Humans begin life with a sterile gastrointestinal tract, which comprises the small and large intestines. But microorganisms begin to take up residence during birth and rapidly thereafter - initially from the mother, and then from a variety of sources including environment and diet. Ultimately, the makeup of each person’s gastrointestinal microorganisms is as unique as fingerprints. It’s estimated the GI tract has 10 times more microorganisms than cells in the entire human body.
“It’s like the Amazon rain forest in your gut,” the Institute of Agriculture and Natural Resources scientist said.
Gastrointestinal microorganisms have many useful functions: they help with digestion, stimulate cell growth, train the immune system, break down toxins and defend against some diseases. Others, though, are believed to be linked to obesity, coronary disease, cancer, inflammatory bowel disease and other diseases.
UNL’s Gut Function Initiative is seeking to find ways to encourage the beneficial bacteria and reduce the bad ones.
These latest findings are a key step in that effort, said Benson, who’s part of the multidisciplinary GFI team.

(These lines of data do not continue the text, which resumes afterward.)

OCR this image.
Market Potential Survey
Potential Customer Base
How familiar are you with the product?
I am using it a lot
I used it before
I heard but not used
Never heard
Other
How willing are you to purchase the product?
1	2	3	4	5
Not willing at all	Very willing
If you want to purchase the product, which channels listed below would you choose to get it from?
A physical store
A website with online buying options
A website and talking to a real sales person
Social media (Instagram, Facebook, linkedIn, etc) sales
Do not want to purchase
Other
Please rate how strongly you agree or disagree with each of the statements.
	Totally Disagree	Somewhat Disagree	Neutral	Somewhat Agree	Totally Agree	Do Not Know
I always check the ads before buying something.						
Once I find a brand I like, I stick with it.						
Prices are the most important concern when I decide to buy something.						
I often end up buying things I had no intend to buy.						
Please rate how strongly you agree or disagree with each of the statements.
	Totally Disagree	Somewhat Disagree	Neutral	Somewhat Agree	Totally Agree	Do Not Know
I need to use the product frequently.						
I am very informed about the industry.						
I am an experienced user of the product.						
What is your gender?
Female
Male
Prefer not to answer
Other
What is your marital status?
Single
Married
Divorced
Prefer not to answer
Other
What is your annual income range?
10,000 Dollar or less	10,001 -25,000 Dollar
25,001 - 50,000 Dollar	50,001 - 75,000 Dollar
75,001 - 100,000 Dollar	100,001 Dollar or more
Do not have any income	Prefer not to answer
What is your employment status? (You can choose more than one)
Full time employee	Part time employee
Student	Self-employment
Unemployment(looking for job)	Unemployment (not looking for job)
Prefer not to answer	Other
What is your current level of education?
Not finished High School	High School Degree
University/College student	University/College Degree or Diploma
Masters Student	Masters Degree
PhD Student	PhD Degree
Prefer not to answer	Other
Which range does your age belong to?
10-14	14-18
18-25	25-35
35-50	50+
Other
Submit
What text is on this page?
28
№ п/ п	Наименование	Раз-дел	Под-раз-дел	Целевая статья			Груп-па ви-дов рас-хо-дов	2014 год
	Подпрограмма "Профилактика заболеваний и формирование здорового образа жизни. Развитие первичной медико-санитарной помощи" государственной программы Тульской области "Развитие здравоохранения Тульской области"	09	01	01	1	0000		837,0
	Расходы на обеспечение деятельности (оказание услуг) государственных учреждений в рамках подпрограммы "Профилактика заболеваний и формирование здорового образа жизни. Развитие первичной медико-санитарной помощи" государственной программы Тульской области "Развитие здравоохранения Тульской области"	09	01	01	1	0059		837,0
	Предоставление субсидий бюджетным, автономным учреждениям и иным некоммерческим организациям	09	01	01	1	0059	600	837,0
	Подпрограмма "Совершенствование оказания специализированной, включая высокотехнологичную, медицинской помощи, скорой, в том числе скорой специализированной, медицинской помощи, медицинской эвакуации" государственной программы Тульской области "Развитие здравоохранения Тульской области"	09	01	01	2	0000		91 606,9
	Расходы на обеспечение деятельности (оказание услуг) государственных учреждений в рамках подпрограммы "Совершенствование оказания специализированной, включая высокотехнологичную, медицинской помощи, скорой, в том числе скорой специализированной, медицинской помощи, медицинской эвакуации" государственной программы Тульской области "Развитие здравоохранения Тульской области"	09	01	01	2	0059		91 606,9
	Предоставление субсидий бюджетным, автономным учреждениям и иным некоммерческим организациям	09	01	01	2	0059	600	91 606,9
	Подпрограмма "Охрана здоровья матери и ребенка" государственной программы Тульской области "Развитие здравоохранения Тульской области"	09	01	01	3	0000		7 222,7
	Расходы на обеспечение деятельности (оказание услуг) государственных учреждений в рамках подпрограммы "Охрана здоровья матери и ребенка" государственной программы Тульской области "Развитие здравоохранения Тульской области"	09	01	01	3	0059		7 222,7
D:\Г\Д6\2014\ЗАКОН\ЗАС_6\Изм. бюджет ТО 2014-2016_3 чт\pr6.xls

It’s long been clear the environment affects the makeup of microorganisms in individuals’ GI tracts - in addition to what you eat, everything from antibiotics to “how much toothpaste you swallow to how much heavy metal is in your water,” Benson said.
It’s also been “postulated for some time that the individual host contributes to shaping what in its gut” through its genetic makeup, Benson said. “But it’s been very difficult to demonstrate that.”
Earlier research focused on human subjects - mostly twins - and had mixed results.
To overcome the variation in human studies, Benson and his collaborator, UNC’s Pomp, turned to a mouse model, allowing the scientists to control the environmental factors that affect gut microbiota and hone in on how the animals’ genes played a role.
“Using a large population of mice from an intercross of two different breeding lines, we demonstrated clearly that there is host genetic control. We also identified a means by which we can eventually pinpoint the actual genes,” Benson said.
So far, the research, funded by the National Institutes of Health, has confirmed that multiple genes in the mouse genome exert the control and these genes control a wide range of gut microorganisms.
“Now we’ll use additional mouse models that will allow us to narrow those regions of genes down to individual genes,” he said.
As scientists determine how individual genes impact gut microbiota, they hope to develop strategies to help fight diseases that originate in the GI tract. Those strategies might include medicines and food additives.
The research also could have implications for livestock agriculture, Benson said. Many of the microorganisms that cause disease in humans are found in cattle, where they cause no problems. Ultimately, cattle and other food animals could be bred to be less susceptible to carrying these organisms. Benson’s team recently established a large-scale project with colleagues at the U.S. Department of Agriculture’s Meat Animal Research Center at Clay Center to study this issue.
Benson said UNL’s expertise in quantitative genomics and statistics and bioinformatics has played a key role in the research.